# Determining concavity and inflection points from a graph

I'm self-studying calculus by using Khan Academy, and I find myself consistently getting problems wrong where I'm asked to determine concavity from a graph or inflection points from a graph. Algebraically, I have no problem solving these problems: I can compute the second derivative, set that equal to $$0$$, and use text points within the resulting regions to check the sign of the second derivative. On a graph, it boils down to determining whether the slope of the second derivative is increasing from the function graph. It may be increasing, but at a "decreasing rate," or decreasing, but at a "decreasing rate," and so forth. I'm struggling to understand this graphically.

Does anyone have any tips on how I can get better at this?

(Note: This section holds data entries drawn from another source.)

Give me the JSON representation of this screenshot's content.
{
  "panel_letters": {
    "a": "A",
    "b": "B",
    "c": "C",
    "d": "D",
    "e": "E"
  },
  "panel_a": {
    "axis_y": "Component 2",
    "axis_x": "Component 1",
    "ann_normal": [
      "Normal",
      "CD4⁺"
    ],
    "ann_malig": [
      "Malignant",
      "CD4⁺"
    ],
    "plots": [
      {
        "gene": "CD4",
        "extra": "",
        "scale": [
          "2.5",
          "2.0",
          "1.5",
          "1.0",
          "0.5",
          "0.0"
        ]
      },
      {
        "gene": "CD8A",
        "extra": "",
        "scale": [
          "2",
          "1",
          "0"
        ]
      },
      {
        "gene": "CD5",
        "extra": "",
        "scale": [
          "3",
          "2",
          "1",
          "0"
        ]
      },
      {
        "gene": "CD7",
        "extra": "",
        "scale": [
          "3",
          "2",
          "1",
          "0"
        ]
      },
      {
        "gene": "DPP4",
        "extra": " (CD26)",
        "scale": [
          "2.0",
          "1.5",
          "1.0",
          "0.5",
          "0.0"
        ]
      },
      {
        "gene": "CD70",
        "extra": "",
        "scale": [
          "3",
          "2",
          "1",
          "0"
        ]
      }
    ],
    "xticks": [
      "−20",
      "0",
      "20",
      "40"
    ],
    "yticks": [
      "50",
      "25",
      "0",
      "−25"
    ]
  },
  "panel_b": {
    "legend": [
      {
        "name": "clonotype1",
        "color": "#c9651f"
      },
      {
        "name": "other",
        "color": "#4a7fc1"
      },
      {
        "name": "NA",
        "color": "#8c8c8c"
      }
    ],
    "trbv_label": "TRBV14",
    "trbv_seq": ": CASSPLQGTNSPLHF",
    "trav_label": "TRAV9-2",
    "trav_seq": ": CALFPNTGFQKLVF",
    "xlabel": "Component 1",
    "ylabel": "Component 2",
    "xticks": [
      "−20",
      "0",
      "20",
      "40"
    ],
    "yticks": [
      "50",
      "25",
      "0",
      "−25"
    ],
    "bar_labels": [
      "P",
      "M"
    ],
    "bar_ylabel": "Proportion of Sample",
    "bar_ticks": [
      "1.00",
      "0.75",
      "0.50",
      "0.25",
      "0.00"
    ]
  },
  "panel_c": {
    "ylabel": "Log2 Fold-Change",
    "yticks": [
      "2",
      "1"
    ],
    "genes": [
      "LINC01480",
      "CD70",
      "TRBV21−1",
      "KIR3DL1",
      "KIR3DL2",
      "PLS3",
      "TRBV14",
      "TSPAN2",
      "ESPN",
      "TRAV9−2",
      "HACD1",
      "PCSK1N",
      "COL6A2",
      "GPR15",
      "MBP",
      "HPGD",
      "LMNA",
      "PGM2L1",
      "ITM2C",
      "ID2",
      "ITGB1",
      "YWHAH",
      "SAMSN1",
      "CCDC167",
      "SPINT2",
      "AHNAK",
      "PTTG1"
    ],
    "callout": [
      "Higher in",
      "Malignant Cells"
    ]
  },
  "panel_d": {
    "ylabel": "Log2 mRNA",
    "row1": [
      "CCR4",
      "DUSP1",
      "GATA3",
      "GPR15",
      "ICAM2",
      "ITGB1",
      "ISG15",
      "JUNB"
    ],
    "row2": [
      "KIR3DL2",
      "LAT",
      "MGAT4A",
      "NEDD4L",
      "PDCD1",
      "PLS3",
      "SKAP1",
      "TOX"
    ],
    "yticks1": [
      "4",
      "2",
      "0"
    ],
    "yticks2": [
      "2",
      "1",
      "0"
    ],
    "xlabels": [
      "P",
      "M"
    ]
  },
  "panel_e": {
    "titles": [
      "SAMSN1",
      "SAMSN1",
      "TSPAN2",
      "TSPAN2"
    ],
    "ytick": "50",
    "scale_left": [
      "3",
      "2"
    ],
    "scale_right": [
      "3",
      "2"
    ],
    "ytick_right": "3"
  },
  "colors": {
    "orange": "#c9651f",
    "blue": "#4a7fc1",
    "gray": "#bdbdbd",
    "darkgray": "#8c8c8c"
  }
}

Assuming your function $$f$$ is at least twice-differentiable, determining concavity from a graph boils down to the position of the graph relative to a tangent line. Given a point $$x_0$$, if the graph of $$f$$ lies above its tangent line near $$x_0$$ then it's concave up at $$x_0$$ (often called convex), and if it lies below then it's concave down at $$x_0$$ (sometimes just called concave). Having the slope of the tangent line increasing essentially forces the graph of $$f$$ to lie above the tangent near $$x_0$$, and similarly in the other case.
Intuitively, if the graph lies both above and below a tangent line near $$x_0$$, then $$x_0$$ will be an inflection point.
Given the function $$f$$, $$f$$ is concave down, so bent downwards on the interval $$I$$ if $$f'$$ is strictly monotonic decreasing on the interval $$I$$. $$f$$ is concave up on the interval $$I$$, so bent upwards, if $$f'$$ is strictly monotonic increasing on the interval $$I$$.
An inflection point occurs at a point where the function changes its concavity from concave up to concave down or concave down to concave up. At inflection points, $$f'$$ has extrema.
Thus, when given a graph of a function $$f$$, if on the interval $$I$$ the graph is bent upward, so the slope of $$f$$ is increasing, it is concave up, if the graph is bent downward, so the slope of $$f$$ is decreasing, it is concave down. You can find inflection points on a graph by finding the points where the curvature changes and $$f'$$ has an extremum.